INC-165256 · Issue 657038
Improvements for Offer Eligibility rules loading time
Resolved in Pega Version 8.6.1
After opening the Proposition filter/Action rule and clicking on Add Criteria, the pxAnyPicker drop down load was taking an excessive amount of time. Performance improvements have been made by adding a precondition at step 2 to avoid data page refresh for specific scenarios when it is not required.
INC-168914 · Issue 659660
Updates added against Cross-site Scripting
Resolved in Pega Version 8.6.1
Cross-site Scripting (XSS) protections have been updated for the UI.
INC-171257 · Issue 651733
Expanded results for Proposition Filter Relevant Record Properties
Resolved in Pega Version 8.6.1
Previously, a maximum of 500 records were returned from pr_data_tag_relevantrecord when using Edit Parameters for the report definition proposition filter rule. In order to accommodate more complex needs, an update has been made to use the D_pxGetClassDataModel data page to fetch all the records and make them available in the dropdown.
INC-174468 · Issue 650943
Delegated rules search considers localized text
Resolved in Pega Version 8.6.1
The search / filter box used to look for particular delegated rules on the configuration tab did not consider localization via field values, where the on screen name and description of the delegated rule was localized.

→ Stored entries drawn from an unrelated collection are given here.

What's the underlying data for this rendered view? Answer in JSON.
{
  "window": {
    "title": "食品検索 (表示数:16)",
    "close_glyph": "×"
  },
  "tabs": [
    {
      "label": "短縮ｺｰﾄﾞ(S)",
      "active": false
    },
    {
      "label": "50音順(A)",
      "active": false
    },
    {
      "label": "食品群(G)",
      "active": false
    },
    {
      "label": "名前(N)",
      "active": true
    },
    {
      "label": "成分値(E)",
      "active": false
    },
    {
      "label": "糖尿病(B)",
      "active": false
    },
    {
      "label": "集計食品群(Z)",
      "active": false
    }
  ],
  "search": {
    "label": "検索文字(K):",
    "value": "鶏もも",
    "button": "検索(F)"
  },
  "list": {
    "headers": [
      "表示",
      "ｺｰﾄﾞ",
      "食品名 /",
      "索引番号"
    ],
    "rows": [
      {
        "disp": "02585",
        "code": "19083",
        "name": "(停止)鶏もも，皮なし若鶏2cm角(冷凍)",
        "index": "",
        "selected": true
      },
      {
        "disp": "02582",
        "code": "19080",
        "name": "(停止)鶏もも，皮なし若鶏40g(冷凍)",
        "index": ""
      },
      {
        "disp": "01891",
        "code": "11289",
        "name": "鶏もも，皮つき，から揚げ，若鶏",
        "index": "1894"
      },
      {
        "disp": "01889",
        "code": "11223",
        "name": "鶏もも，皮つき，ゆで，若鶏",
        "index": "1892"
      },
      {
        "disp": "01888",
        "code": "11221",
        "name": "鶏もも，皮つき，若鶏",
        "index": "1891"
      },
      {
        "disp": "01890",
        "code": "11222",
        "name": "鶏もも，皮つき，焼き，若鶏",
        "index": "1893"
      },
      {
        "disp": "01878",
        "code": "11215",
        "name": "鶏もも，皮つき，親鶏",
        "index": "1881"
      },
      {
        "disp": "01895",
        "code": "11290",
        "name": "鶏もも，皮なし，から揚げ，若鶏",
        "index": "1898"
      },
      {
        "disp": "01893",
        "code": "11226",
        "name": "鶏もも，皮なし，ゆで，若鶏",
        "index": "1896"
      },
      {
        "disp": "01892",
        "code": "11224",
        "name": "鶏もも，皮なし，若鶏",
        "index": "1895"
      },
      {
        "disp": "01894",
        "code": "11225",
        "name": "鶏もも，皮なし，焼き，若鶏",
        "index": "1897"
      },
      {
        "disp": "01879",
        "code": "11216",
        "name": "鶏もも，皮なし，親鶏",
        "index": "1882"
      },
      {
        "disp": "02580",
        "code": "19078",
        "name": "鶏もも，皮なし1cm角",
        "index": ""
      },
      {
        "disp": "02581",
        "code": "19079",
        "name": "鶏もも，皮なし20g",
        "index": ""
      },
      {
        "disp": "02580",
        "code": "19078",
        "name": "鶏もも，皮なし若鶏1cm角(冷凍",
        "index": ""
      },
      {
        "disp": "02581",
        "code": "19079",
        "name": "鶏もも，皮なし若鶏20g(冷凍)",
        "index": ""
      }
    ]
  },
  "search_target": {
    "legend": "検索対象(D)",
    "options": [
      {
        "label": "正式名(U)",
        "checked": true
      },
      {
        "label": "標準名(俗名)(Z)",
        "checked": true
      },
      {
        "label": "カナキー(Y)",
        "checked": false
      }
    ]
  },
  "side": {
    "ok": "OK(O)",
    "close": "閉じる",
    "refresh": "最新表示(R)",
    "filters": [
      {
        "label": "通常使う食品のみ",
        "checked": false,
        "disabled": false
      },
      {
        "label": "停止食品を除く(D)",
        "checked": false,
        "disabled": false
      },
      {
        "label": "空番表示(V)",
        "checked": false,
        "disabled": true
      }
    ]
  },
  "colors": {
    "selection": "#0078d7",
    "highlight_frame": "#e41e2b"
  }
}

This resulted in the search text being compared against the original text (.pyAdviceText and .pyDescription) used for the name and description at the time the rule was delegated, but not with the localized text that actually appeared on the screen. This has been resolved by updating the pzPopulateDelegations activity to filter by localized values of pyAdviceText and pyDescription.
INC-178070 · Issue 658679
Browser invocation allowed for UnlockOperator
Resolved in Pega Version 8.6.1
Attempting to unlock an operator who was locked out due to security policies was failing. This was an unintended side effect of security work performed earlier, and has been resolved by reenabling 'Allow invocation from browser ' for pzUnlockOperator. This activity requires an authentication check with privilege protection.
INC-180603 · Issue 661738
Added protections for GetSiblings
Resolved in Pega Version 8.6.1
Cross-site scripting protections have been updated for the GetSibling activity.
INC-127981 · Issue 562998
Rulesets removed from direct invocation ability
Resolved in Pega Version 8.2.7
The following rules have been updated such that they are no longer available to be invoked directly by a client or service: Clipboard_ExecuteActivity, getClassInstances, getOperatorIDs, and GetXMLRuleData. In addition, pzAutoGenClipboard_ExecuteActivity will now require authentication.
SR-D79831 · Issue 562800
Access Deny working as expected for Offers
Resolved in Pega Version 8.2.7
It was possible to Save-As an offer in PegaMKT-Work-Offer after encountering an access deny rule. The record was not created in Dev Studio, however, and an expected denial of access was not registered at runtime. This was due to Access deny rules not being considered as a part of validation, and has been resolved by adding the necessary permission validation to the new harness that will produce the error message informing the user that they are missing a permission. Additional work has also been done to pass the 'pzKeepPageMessages' parameter as true so that page level error messages are correctly displayed.
SR-D87673 · Issue 548627
PegaCESvcsIntegrator security updated
Resolved in Pega Version 8.2.7
Security updates have been made which now require authentication to consume the services from the PegaCESvcsIntegrator package.